Obwohl Figur und Grund (bzw. Motiv und Farbe) in produktionstechnischer wie auch in ästhetischer Hinsicht distinkte, ja heterogene Bildbestandteile sind, treten sie aufgrund von Warhols Siebdruckverfahren in eine intensive Wechselbeziehung. Das liegt insbesondere an der forcierten Aufrasterung der Fotografien, die dazu führt, dass die Motive von der Grundierungsfarbe regelrecht imprägniert werden. Wenn Warhol seine Bilder Blue Electric Chair oder Green Car Crash nennt, ist das jeweils ganz wörtlich zu verstehen: Alles im Bild wird blau oder grün. So ist beispielsweise die Rückenlehne des elektrischen Stuhls genau so strahlend blau wie die Bildtafel rechts.

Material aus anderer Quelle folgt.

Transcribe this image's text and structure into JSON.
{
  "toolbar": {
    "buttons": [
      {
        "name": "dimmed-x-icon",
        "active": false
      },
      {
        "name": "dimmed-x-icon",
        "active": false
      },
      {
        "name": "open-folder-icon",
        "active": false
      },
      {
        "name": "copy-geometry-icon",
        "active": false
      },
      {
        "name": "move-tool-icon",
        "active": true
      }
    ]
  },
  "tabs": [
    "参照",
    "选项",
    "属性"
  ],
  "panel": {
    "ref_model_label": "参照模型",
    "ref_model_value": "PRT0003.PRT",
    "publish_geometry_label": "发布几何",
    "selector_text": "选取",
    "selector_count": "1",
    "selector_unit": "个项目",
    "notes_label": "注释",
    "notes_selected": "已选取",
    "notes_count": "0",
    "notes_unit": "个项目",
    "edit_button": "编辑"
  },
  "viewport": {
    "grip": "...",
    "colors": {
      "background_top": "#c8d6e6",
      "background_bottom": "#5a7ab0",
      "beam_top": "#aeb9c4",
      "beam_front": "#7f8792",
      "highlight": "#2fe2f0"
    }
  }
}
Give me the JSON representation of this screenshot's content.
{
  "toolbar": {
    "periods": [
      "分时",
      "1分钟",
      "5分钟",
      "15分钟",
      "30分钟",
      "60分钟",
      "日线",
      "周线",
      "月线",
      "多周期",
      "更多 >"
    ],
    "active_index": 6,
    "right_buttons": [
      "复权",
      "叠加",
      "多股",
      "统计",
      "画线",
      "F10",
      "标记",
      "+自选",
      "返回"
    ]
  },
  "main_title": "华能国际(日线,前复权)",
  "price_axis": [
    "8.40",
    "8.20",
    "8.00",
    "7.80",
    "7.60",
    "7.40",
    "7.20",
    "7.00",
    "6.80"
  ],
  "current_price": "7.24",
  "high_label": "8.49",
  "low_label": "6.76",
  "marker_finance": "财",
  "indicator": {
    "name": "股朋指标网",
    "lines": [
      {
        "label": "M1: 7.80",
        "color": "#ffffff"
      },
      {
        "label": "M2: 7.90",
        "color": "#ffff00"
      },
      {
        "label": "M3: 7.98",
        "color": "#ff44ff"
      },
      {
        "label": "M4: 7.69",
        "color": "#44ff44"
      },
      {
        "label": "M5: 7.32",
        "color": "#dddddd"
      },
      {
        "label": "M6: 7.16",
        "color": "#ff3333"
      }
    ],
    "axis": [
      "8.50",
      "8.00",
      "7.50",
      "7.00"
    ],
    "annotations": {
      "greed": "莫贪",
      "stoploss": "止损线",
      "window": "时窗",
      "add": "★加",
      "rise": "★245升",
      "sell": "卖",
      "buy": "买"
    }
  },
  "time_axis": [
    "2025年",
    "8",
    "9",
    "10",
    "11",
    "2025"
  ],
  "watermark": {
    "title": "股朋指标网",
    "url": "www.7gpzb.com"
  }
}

Denn da die Übersteuerung des Bildkontrasts, die zur Eliminierung der Zwischentöne führen sollte, an dieser Stelle des Drucksiebs nur eine leere, lediglich durch die Außenkontur bestimmte Fläche erzeugte, kommt die Grundierungsfarbe hier ungebrochen zum Vorschein. Auf diese Weise gewinnt Warhol die Möglichkeit, allein durch das Kombinieren des Siebs mit verschiedenfarbigen Leinwänden verschiedene Varianten desselben Gegenstandes zu erzeugen. Eine blaue Leinwand, obschon lediglich die Projektionsfläche für das Druckmotiv, erzeugt einen blauen elektrischen Stuhl, eine rote Leinwand einen roten, usw. Auf diese Weise gelingt Warhol das Paradox invarianter Varianten. Dieses Paradox der Todesbilder, immer gleich und immer anders zu sein, führt uns zu Peggy Phelans Unterscheidung von „performance“ und „performativity“ zurück: zum problematischen Verhältnis zwischen dem irreduzibel singulären Sterben und der Allgemeinheit des Todes, das sie in Warhols Bildern verkörpert sieht.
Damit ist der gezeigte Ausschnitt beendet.